Hi Marci, I can relate to your analysis of the reading thus far. Sittenfield does an excellent job capturing the daunting and discouraging experiences many girls deal with throughout their adolescence and how in turn our lives are affected in the future. Just like the anecdotes of Red shed light on the way girls' experiences, no matter the apparent significance, mold their worldview and their attitudes toward themselves.
Your metaphor of the "preconceived pink box" is apropos to the subject of girls' studies because girls are probably the most targeted and most vulnerable group exploited by our capitalistic tendencies. And by trying to take ownership of girls via media, school systems, and legislation they fall victim to what you refer to as the preconceived pink box. Let's help them find their way out rather than perpetuating any further damage.

rinaresca said...

Also, one of your comments sparked a question. You say girls have the innate desire to be noticed, to be called beautiful. I wonder how much is really inherent and natural human desire for validation and how dramatically that is perpetuated by severe pressures regarding appearance in our culture, ESPECIALLY for females.
Think about it, what is the first department in almost every shopping chain?
The make-up aisle

mhendrix said...

Hi Jess,

The PDF was linked on the syllabus the teacher sent out here is the link:"your+life+as+a+girl"+sittenfeld&source=bl&ots=9_SqOHJGWp&sig=ea9bkP09DT7sCBaPuTIt-nJoD7Y&hl=en&ei=1OFSSpn4DqTIMpm4kf4I&sa=X&oi=book_result&ct=result&resnum=4#v=onepage&q=%22your%20life%20as%20a%20girl%22%20sittenfeld&f=false

Read the first Chapter entitled "Your Life as a Girl" starting on page 3. The other reading is in the book "Red" one of our required books. There is no PDF for Red, there is two different readings.

1. Chapter 1 of the link posted above
2. Pages 177-208 in our book "Red"

Hope this helps!

Jess said...

Thank you so much! It did help.

mhendrix said...

Hi Marina,

Thanks for pointing that out, your right. I do not think it is innate, but more taught and learned. It is a desire to be accepted by society and fit into those standards.
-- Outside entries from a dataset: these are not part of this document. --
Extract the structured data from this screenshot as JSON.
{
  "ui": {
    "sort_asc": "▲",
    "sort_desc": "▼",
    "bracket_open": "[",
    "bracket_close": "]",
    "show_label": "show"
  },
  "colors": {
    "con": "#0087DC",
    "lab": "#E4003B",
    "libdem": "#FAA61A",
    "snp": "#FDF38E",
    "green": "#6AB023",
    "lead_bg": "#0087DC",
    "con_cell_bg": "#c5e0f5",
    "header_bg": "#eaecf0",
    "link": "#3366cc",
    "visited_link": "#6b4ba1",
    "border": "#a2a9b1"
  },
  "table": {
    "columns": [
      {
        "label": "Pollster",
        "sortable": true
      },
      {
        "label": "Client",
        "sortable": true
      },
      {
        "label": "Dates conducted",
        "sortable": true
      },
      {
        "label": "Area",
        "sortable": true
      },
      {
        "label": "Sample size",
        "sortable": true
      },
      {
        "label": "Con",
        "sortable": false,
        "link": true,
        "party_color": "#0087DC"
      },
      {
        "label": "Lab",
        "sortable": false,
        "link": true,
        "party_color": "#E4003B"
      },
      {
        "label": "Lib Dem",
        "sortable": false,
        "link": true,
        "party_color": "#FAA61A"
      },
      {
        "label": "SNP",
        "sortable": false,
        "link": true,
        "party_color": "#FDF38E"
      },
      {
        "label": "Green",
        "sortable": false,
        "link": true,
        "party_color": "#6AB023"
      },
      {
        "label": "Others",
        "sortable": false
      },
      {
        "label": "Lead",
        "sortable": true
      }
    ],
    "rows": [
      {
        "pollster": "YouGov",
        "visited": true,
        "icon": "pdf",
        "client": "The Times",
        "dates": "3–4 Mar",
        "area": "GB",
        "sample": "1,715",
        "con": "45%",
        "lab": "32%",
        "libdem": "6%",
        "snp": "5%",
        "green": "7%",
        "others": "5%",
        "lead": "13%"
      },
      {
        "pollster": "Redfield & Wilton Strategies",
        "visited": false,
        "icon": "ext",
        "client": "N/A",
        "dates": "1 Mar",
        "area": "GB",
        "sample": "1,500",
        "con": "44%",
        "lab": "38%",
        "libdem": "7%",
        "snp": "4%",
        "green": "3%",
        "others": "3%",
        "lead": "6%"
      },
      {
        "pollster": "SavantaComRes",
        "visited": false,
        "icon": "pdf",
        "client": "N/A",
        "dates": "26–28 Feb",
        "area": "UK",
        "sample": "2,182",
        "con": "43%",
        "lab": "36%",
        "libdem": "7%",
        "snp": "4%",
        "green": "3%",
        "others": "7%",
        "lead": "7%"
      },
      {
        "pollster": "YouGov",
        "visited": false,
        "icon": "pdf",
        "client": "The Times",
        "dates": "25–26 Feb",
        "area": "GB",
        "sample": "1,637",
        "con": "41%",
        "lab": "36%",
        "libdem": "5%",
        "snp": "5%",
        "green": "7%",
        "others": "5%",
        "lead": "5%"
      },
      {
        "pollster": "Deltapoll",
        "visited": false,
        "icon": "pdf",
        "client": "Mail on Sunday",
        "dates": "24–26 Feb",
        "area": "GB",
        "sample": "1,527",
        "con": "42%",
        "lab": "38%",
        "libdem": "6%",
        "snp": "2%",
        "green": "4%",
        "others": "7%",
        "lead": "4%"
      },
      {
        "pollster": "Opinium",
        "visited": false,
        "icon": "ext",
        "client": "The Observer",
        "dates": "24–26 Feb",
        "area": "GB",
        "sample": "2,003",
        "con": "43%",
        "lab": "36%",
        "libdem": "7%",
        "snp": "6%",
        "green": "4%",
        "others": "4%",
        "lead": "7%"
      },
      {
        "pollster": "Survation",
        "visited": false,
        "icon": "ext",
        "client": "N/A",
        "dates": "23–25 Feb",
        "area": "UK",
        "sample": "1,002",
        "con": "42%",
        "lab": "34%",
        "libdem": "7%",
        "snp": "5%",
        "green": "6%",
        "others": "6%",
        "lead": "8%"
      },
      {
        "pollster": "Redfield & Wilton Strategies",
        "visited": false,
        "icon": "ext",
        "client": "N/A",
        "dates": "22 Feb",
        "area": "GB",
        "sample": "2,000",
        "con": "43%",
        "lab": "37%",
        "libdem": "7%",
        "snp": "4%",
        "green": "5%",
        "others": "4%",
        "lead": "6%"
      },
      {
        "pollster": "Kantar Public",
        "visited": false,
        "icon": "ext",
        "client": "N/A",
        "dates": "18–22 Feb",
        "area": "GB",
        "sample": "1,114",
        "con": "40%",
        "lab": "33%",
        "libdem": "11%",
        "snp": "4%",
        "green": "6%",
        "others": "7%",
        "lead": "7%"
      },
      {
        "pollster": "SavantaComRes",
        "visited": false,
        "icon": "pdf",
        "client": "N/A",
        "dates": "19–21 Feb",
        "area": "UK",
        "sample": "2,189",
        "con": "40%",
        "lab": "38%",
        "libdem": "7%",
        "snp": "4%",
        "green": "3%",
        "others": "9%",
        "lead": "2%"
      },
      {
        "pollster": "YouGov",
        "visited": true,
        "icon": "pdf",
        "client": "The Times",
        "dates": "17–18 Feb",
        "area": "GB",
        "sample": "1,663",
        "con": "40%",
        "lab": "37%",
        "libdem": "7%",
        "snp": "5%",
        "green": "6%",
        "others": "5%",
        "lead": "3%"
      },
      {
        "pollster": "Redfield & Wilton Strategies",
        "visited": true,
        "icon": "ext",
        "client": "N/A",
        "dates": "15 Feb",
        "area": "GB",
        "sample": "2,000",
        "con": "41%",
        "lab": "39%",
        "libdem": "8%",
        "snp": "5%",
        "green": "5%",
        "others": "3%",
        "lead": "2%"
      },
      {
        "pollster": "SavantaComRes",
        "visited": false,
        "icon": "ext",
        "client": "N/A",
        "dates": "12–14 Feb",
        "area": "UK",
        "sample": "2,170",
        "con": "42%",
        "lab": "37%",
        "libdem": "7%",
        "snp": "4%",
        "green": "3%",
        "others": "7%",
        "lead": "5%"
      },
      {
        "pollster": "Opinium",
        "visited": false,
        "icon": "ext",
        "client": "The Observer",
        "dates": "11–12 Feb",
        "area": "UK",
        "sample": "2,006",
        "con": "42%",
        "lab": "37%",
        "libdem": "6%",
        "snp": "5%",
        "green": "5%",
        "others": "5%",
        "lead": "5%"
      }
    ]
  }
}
There are severe pressures regarding appearance in our culture and sadly it are the girls and the generations to come that will have to carry this heavy burden unless something changes!

Misty Black Coltune said...

Hi Marci,

I have taken both of the courses you have and enjoyed them also. I feel they gave me more strength and insight. I have trouble explaining the courses to males that I know because they feel very left out and talk about how masculine roles are enforced upon them. I could relate to being told to "pipe down" and fade into the background. Sittenfeld certain describes the awkward stage to the point that most of could probably relate to some aspect of it. I now forget which story it appears in but the whole fairytale aspect is interesting because like the movie "Enchanted" with Amy Adams, we learn to ask questions about the male we've been persuaded to seek out and marry.